CANDOCO DANCE COMPANY AT BAM

Candoco Dance Company reimagines Trisha Brown’s Set and Reset in BAM debut (photo by Chantal Guevara)

Who: Candoco Dance Company
What: BAM debut of London-based dance troupe
Where: BAM Howard Gilman Opera House, Peter Jay Sharp Building, 230 Lafayette Ave.
When: April 8-9, $20-$55, 7:30
Why: Candoco Dance Company was founded in 1991 in London by Celeste Dandeker-Arnold and Adam Benjamin, following a series of workshops at the Aspire Centre for Spinal Injury. The troupe, which pushes the boundaries of what dance can be for both disabled and nondisabled performers, will be making its BAM debut on April 8 and 9, presenting two works, one of which is a reinterpretation of a classic. Commissioned by BAM in 1983, Trisha Brown Dance Company’s Set and Reset is a postmodern masterpiece that is currently being reconceived as an art installation at the Tate. Candoco, which is included in the Tate show, will perform its reimagining as part of the Set and Reset/Reset Restaging Project, with direction by former TBDC member Abigail Yager and music by Laurie Anderson. The costumes are by Dandeker-Arnold and visuals by David Locke, both based on Robert Rasuchenberg’s originals, with lighting by Chahine Yavroyan, based on the 1983 design by Rauschenberg and Beverly Emmons.
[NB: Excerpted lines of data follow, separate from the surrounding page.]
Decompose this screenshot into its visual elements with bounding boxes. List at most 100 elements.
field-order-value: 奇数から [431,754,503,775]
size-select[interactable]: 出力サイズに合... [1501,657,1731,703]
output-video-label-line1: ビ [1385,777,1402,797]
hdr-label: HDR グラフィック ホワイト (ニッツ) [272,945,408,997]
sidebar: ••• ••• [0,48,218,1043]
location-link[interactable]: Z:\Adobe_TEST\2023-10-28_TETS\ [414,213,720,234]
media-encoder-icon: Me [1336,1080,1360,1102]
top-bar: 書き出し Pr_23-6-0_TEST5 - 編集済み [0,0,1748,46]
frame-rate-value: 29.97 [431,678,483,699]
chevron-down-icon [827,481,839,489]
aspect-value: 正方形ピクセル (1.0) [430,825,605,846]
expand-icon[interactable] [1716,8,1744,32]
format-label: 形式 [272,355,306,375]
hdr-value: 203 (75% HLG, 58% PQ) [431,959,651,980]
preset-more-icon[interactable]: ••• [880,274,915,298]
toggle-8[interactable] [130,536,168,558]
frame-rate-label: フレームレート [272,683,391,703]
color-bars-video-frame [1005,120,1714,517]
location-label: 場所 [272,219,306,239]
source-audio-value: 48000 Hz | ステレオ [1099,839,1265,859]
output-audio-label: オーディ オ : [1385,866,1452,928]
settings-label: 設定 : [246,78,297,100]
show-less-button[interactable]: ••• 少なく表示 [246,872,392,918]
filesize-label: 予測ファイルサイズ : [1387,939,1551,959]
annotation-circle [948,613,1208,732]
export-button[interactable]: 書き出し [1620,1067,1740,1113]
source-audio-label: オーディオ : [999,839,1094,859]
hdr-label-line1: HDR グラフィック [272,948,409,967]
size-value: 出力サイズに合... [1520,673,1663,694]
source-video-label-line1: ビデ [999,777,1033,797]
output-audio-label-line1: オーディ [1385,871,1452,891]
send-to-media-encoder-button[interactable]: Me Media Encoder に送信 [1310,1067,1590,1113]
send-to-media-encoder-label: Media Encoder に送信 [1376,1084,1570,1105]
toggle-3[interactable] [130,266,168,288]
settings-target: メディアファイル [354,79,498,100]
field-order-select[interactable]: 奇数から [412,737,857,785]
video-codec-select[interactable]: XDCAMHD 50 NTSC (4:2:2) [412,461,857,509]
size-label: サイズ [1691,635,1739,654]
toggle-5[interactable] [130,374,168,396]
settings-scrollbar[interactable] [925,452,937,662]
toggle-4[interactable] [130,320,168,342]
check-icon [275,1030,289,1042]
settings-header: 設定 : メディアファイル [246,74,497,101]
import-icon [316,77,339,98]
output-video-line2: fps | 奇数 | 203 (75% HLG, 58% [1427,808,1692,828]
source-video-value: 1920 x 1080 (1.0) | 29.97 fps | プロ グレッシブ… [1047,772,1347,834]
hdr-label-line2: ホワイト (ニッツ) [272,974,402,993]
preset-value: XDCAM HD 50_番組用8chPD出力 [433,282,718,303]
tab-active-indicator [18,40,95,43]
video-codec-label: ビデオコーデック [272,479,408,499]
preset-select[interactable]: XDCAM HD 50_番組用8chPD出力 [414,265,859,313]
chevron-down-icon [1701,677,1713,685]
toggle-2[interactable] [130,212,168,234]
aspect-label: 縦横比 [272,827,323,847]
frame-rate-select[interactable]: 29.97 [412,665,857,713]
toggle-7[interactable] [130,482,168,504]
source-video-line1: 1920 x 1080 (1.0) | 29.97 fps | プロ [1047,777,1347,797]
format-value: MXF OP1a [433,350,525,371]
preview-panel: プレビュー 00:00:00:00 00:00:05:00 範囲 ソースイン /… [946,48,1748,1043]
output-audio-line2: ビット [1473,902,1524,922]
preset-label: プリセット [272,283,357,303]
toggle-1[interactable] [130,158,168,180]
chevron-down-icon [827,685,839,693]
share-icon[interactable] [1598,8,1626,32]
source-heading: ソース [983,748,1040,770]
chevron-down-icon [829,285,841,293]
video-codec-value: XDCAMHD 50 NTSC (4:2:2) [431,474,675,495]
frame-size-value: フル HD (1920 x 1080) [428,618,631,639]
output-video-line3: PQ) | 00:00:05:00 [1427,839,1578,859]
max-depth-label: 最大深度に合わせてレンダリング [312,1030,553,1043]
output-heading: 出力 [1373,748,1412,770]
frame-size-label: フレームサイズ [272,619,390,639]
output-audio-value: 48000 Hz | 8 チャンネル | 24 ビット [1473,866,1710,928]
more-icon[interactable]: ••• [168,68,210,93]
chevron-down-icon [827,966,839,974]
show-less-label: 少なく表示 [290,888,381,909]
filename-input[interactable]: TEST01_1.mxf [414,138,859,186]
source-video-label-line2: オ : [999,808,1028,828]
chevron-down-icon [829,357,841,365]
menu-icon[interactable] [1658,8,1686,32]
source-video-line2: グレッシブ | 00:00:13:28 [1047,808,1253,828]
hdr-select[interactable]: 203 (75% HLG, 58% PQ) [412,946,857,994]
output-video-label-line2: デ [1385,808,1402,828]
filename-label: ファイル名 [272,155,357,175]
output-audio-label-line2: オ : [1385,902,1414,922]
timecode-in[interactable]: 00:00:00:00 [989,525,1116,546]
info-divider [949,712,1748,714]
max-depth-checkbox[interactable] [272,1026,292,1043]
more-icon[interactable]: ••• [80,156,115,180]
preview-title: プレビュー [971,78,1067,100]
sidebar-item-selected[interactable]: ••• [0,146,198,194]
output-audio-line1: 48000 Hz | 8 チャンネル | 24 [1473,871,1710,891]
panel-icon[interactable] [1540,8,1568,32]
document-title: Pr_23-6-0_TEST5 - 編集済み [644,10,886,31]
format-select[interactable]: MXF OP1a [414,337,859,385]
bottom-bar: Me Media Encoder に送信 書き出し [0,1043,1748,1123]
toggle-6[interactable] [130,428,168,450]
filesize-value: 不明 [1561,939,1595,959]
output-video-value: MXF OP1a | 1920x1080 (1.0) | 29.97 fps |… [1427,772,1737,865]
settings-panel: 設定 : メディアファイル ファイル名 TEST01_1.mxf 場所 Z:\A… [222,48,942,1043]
Also on the BAM bill is Face In, a 2017 collaboration between Candoco and Israeli-American choreographer and director Yasmeen Godder. The work, featuring set design by Gareth Green, lighting by Seth Rook Williams, costumes by Adam Kalderon, and music by the Brandt Brauer Frick Ensemble ft. Emika and others, swirls in multiple colors and unique movement. “I think our identity can be extended to more places sometimes than we think — it can, or that we’re willing to expose,” Godder said in a behind-the-scenes video about the work.